Nicolas Sarkozy endosse la vision des pieds noirs extrémistes

La lettre de Nicolas Sarkozy adressée le 16 avril dernier au président du Comité de liaison des associations nationales de rapatriés (CLAN-R) provoque de vives réactions, notamment en Algérie. L'entourage du candidat à l'élection présidentielle tente d'apaiser la polémique, sans toutefois revenir sur le contenu de cette lettre. Vous trouverez ci-dessous successivement un article du Monde daté du 21 avril, la réaction d'El Watan du 21 avril, l'article du Monde daté du 22 avril, et, pour terminer, un extrait de l'entretien avec le premier ministre algérien publié dans Le Monde du 4 mai 2007.
[Première publication le 20 avril, mise à jour le 3 mai 2007]

Le candidat de l’UMP veut réhabiliter les rapatriés d’Algérie

par Laetitia Van Eeckhout, Le Monde du 21 avril 2007

Une lettre adressée le 16 avril par Nicolas Sarkozy au président du Comité de liaison des associations de rapatriés (CLAN-R), Denis Fadda, circule depuis deux jours dans le milieu pied-noir. Le candidat y redit son «engagement de ne jamais sombrer dans la démagogie de la repentance» : «Si la France a une dette morale, c’est d’abord envers» les Français d’Algérie rapatriés. Le 31 mars, devant des représentants de la communauté harkie, M. Sarkozy s’était engagé à «reconnaître officiellement la responsabilité de la France dans l’abandon et le massacre de harkis», en 19621.

Dans sa lettre aux rapatriés, M. Sarkozy «souhaite que les victimes françaises innocentes de cette guerre, jusqu’à l’indépendance, et, tout particulièrement, les victimes du 26 mars 1962 (l’armée française a tiré sur une manifestation organisée par l’OAS à Alger, faisant 56 morts), se voient reconnaître la qualité de « morts pour la France » et que leurs noms figurent sur une stèle officielle afin que personne n’oublie ces épisodes douloureux». Il semble ainsi ne retenir que les morts européens. «Il y a pourtant eu entre 300 000 et 400 000 morts du côté algérien», rappelle l’historien Benjamin Stora.

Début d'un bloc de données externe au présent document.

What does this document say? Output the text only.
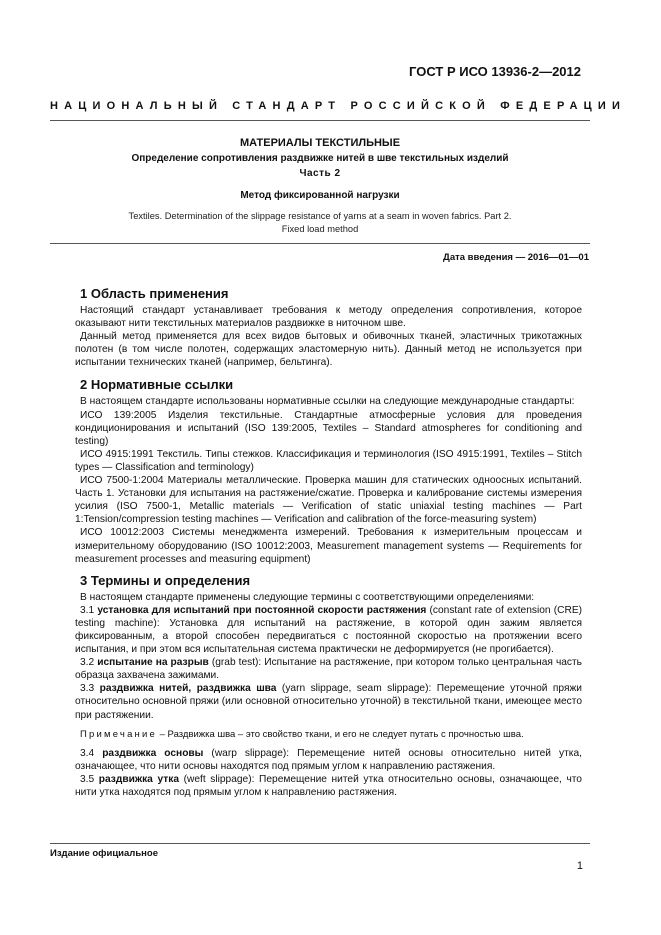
ГОСТ Р ИСО 13936-2—2012
НАЦИОНАЛЬНЫЙ СТАНДАРТ РОССИЙСКОЙ ФЕДЕРАЦИИ
МАТЕРИАЛЫ ТЕКСТИЛЬНЫЕ
Определение сопротивления раздвижке нитей в шве текстильных изделий
Часть 2
Метод фиксированной нагрузки
Textiles. Determination of the slippage resistance of yarns at a seam in woven fabrics. Part 2.
Fixed load method
Дата введения — 2016—01—01
1 Область применения

Настоящий стандарт устанавливает требования к методу определения сопротивления, которое оказывают нити текстильных материалов раздвижке в ниточном шве.

Данный метод применяется для всех видов бытовых и обивочных тканей, эластичных трикотажных полотен (в том числе полотен, содержащих эластомерную нить). Данный метод не используется при испытании технических тканей (например, бельтинга).

2 Нормативные ссылки

В настоящем стандарте использованы нормативные ссылки на следующие международные стандарты:

ИСО 139:2005 Изделия текстильные. Стандартные атмосферные условия для проведения кондиционирования и испытаний (ISO 139:2005, Textiles – Standard atmospheres for conditioning and testing)

ИСО 4915:1991 Текстиль. Типы стежков. Классификация и терминология (ISO 4915:1991, Textiles – Stitch types — Classification and terminology)

ИСО 7500-1:2004 Материалы металлические. Проверка машин для статических одноосных испытаний. Часть 1. Установки для испытания на растяжение/сжатие. Проверка и калибрование системы измерения усилия (ISO 7500-1, Metallic materials — Verification of static uniaxial testing machines — Part 1:Tension/compression testing machines — Verification and calibration of the force-measuring system)

ИСО 10012:2003 Системы менеджмента измерений. Требования к измерительным процессам и измерительному оборудованию (ISO 10012:2003, Measurement management systems — Requirements for measurement processes and measuring equipment)

3 Термины и определения

В настоящем стандарте применены следующие термины с соответствующими определениями:

3.1 установка для испытаний при постоянной скорости растяжения (constant rate of extension (CRE) testing machine): Установка для испытаний на растяжение, в которой один зажим является фиксированным, а второй способен передвигаться с постоянной скоростью на протяжении всего испытания, и при этом вся испытательная система практически не деформируется (не прогибается).

3.2 испытание на разрыв (grab test): Испытание на растяжение, при котором только центральная часть образца захвачена зажимами.

3.3 раздвижка нитей, раздвижка шва (yarn slippage, seam slippage): Перемещение уточной пряжи относительно основной пряжи (или основной относительно уточной) в текстильной ткани, имеющее место при растяжении.

Примечание – Раздвижка шва – это свойство ткани, и его не следует путать с прочностью шва.

3.4 раздвижка основы (warp slippage): Перемещение нитей основы относительно нитей утка, означающее, что нити основы находятся под прямым углом к направлению растяжения.

3.5 раздвижка утка (weft slippage): Перемещение нитей утка относительно основы, означающее, что нити утка находятся под прямым углом к направлению растяжения.

Издание официальное
1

Dans ce courrier, M. Sarkozy rouvre le dossier de l’indemnisation des rapatriés clos par Jacques Chirac en 1987. Il s’engage à créer une commission indépendante devant établir «précisément un état des lieux sur l’ensemble des dossiers concernant les rapatriés, notamment sur les taux d’indemnisation, le désendettement, les retraités et toutes les situations spécifiques qui n’ont pas été réglées». Elle devrait faire des propositions avant la fin 2007, afin que des mesures soient budgétées dès 2008.

En s’engageant auprès des rapatriés, «par respect», à ce que la date officielle de la commémoration des morts de la guerre d’Algérie ne soit pas le 19 mars, «celle, dit-il, d’un cessez-le-feu, qui, de surcroît, n’a pas été respecté», le candidat écarte l’idée d’un travail historique commun entre Français et Algériens. «Nous devons aujourd’hui construire ensemble l’avenir, sans repentance, sans réécrire notre histoire avec l’Algérie», affirme-t-il.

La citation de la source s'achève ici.